However, my reading of what you have written above (which I have edited in my reply) tells me that:
1. You and your friends felt that the images were not as sharp as might have been expected.
2. You attributed this, incorrectly you felt later, to the AA filter.
3. You revised your opinion in your report.
Notwithstanding your change of mind on the reasons, the fact is that the images were either not as sharp as they might have been, or not. You do not appear to have revised your opinion on the sharpness, only the reason for it. There is an implication in your text above that it may have been simply comparing them with MFDBs being used on the same day, but you don't make this clear.
So, were the images disappointingly lacking in sharpness? Is there no marked improvement on previous SLRs? Or was it all down to the presence of the MFDBs?
Dinarius, While Michael is entirely capable of responding to the questions you put to him in his own way, I have a couple of things to say about all this, because I was participating in the Bill Atkinson/Charles Kramer workshop over a Saturday and Sunday at Michael's studio when he was analyzing images and drafting his preliminary report on the 1DsMkIII.

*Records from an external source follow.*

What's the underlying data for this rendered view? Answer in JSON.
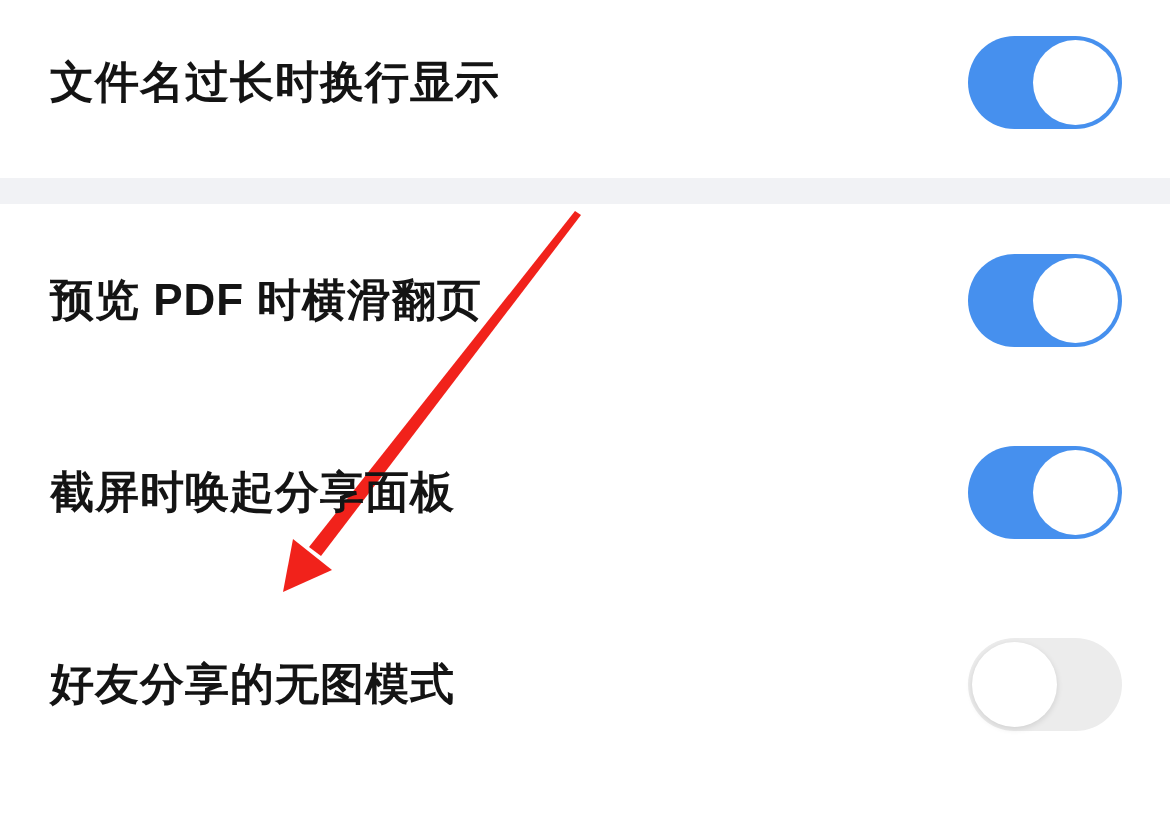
{
  "sections": [
    {
      "items": [
        {
          "label": "文件名过长时换行显示",
          "on": true
        }
      ]
    },
    {
      "items": [
        {
          "label": "预览 PDF 时横滑翻页",
          "on": true
        },
        {
          "label": "截屏时唤起分享面板",
          "on": true
        },
        {
          "label": "好友分享的无图模式",
          "on": false
        }
      ]
    }
  ]
}
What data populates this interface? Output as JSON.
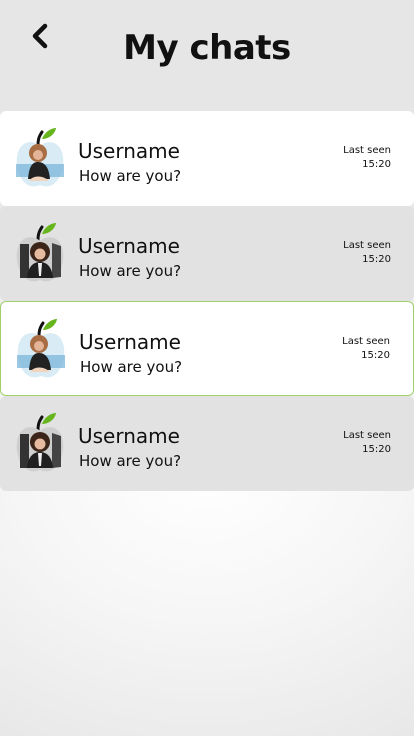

The camera was right there, and during a couple of coffee breaks I had an opportunity to take the camera out of doors and make some trial shots. On Saturday, the camera had a 16~35 lens on it. We put the images up on the monitor and I have to say they were under-whelming. I was more than a bit concerned because I have one of these cameras on order. So we discussed it, and the thought occured to me that perhaps it's the lens, not the body.
So on Sunday I brought MY 24~105 f/4 L lens, which I know is tack-sharp from what it does with my 1Ds (11MP). First coffee break I went out of doors, took a number of shots of gritty stuff with lots of texture, and a shot of Bill Atkinson talking to some students. We transferred them to my USB key, I brought them home, and subjected them to nothing more than the bare-minimum I would do for any image: normalize the histogram in CR4.1, a bit of contrast enhancement with the Parametric Curve, and PK Capture and output sharpen in Photoshop.
I printed the photographs on Epson Enhanced Matte A3 size. I found the results to be very sharp, very high resolution, e.g. for hair, skin texture, brick walls, hose pipes, paint peeling off wood, etc.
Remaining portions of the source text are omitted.